Remember Google hacking? Well, it's back and it's sexier as a pair of researchers built tools that making Google-hacking yourself faster and more efficient.
Fran Brown and Rob Ragan, researchers for Stach & Liu, wrote a series of tools called Diggity that speed up the process of detecting security vulnerabilities via Google or Bing searches. The goal is for enterprises to find those bugs -- SQL injection, cross-site scripting, etc. -- in their servers before attackers do.
"We wanted to find a way to bring search engine hacking back into light because it's a pretty effective method of finding vulnerabilities, and we see it being used more and more [by malicious attackers]," Ragan said.
DIY Google-hacking typically requires searching one domain at a time, and that just doesn't scale when you're talking an enterprise of hundreds of domains. Brown says Diggity tools are akin to an IDS that sniffs out known attacks. The tools are compromised of databases of known Google and Bing hacks, Foundstone's repository of search engine hacks, and Stach & Liu's own database of known vulnerabilities and hacks.
It works like this: When a tool finds a potential hack, they send a Google alert to the enterprise, which then can have Google halt indexing them. That gives them time to fix the flaws offline.

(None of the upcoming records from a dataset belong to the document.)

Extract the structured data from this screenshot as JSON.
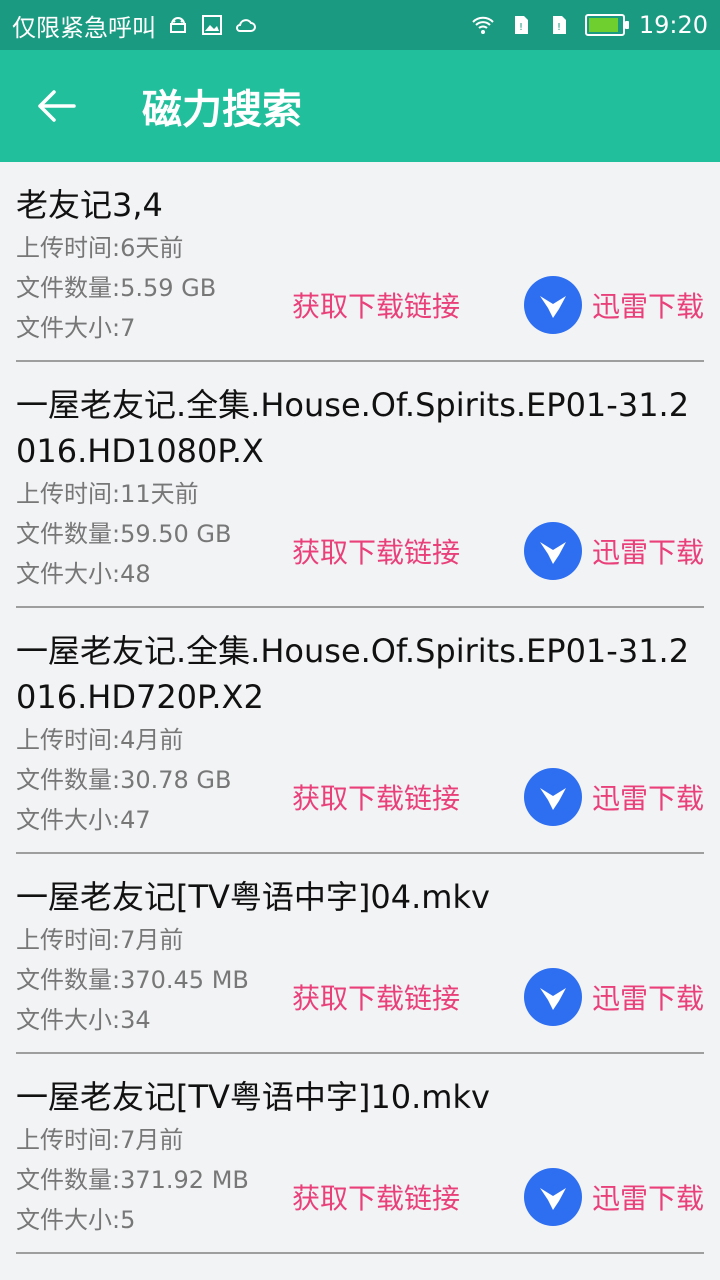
{
  "status_bar": {
    "carrier_text": "仅限紧急呼叫",
    "time": "19:20",
    "battery_color": "#6fcf2f"
  },
  "app_bar": {
    "title": "磁力搜索",
    "back_icon": "arrow-left-icon"
  },
  "results": [
    {
      "title": "老友记3,4",
      "upload": "上传时间:6天前",
      "count": "文件数量:5.59 GB",
      "size": "文件大小:7",
      "get_link": "获取下载链接",
      "thunder": "迅雷下载"
    },
    {
      "title": "一屋老友记.全集.House.Of.Spirits.EP01-31.2016.HD1080P.X",
      "upload": "上传时间:11天前",
      "count": "文件数量:59.50 GB",
      "size": "文件大小:48",
      "get_link": "获取下载链接",
      "thunder": "迅雷下载"
    },
    {
      "title": "一屋老友记.全集.House.Of.Spirits.EP01-31.2016.HD720P.X2",
      "upload": "上传时间:4月前",
      "count": "文件数量:30.78 GB",
      "size": "文件大小:47",
      "get_link": "获取下载链接",
      "thunder": "迅雷下载"
    },
    {
      "title": "一屋老友记[TV粤语中字]04.mkv",
      "upload": "上传时间:7月前",
      "count": "文件数量:370.45 MB",
      "size": "文件大小:34",
      "get_link": "获取下载链接",
      "thunder": "迅雷下载"
    },
    {
      "title": "一屋老友记[TV粤语中字]10.mkv",
      "upload": "上传时间:7月前",
      "count": "文件数量:371.92 MB",
      "size": "文件大小:5",
      "get_link": "获取下载链接",
      "thunder": "迅雷下载"
    }
  ]
}
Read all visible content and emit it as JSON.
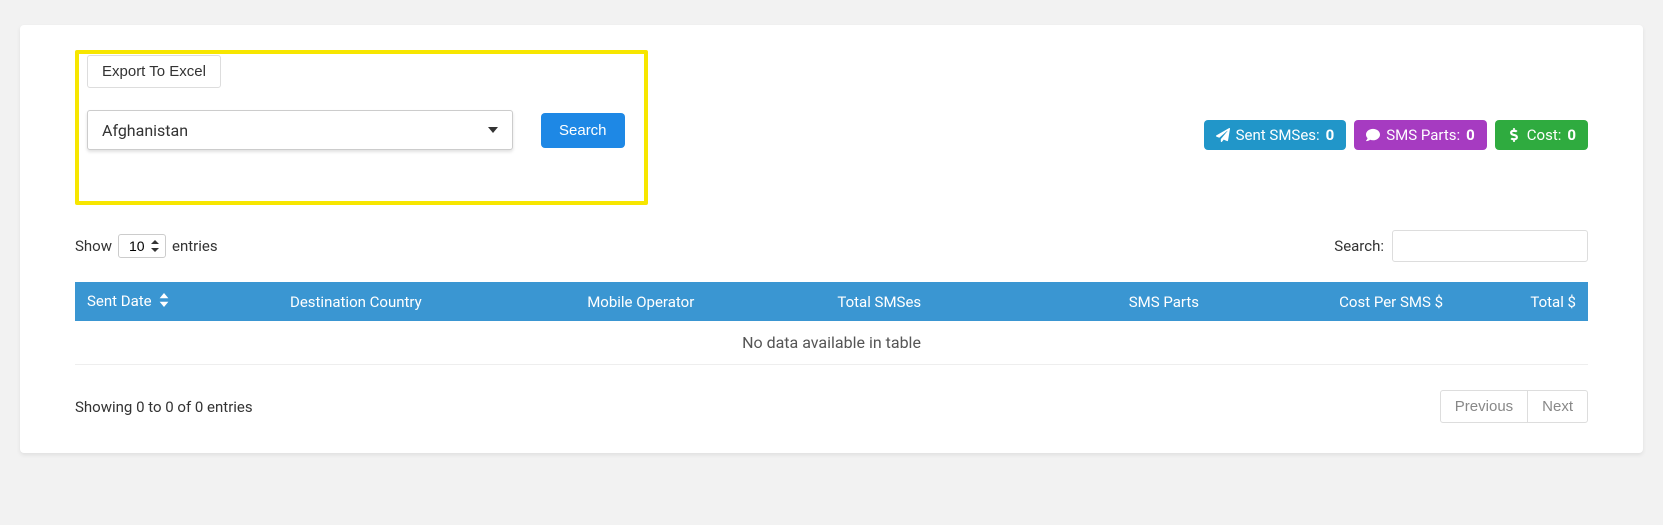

Brown says Diggity could prevent disasters such as when the user database of Groupon's Indian subsidiary Sosata.com was inadvertently published online and exposed emails and passwords of its 300,000 users. "To put it in perspective, if Groupon.com had been using our tools, they would have gotten an alert via iPhone or Droid and found the vulnerability before anyone else did," Brown said.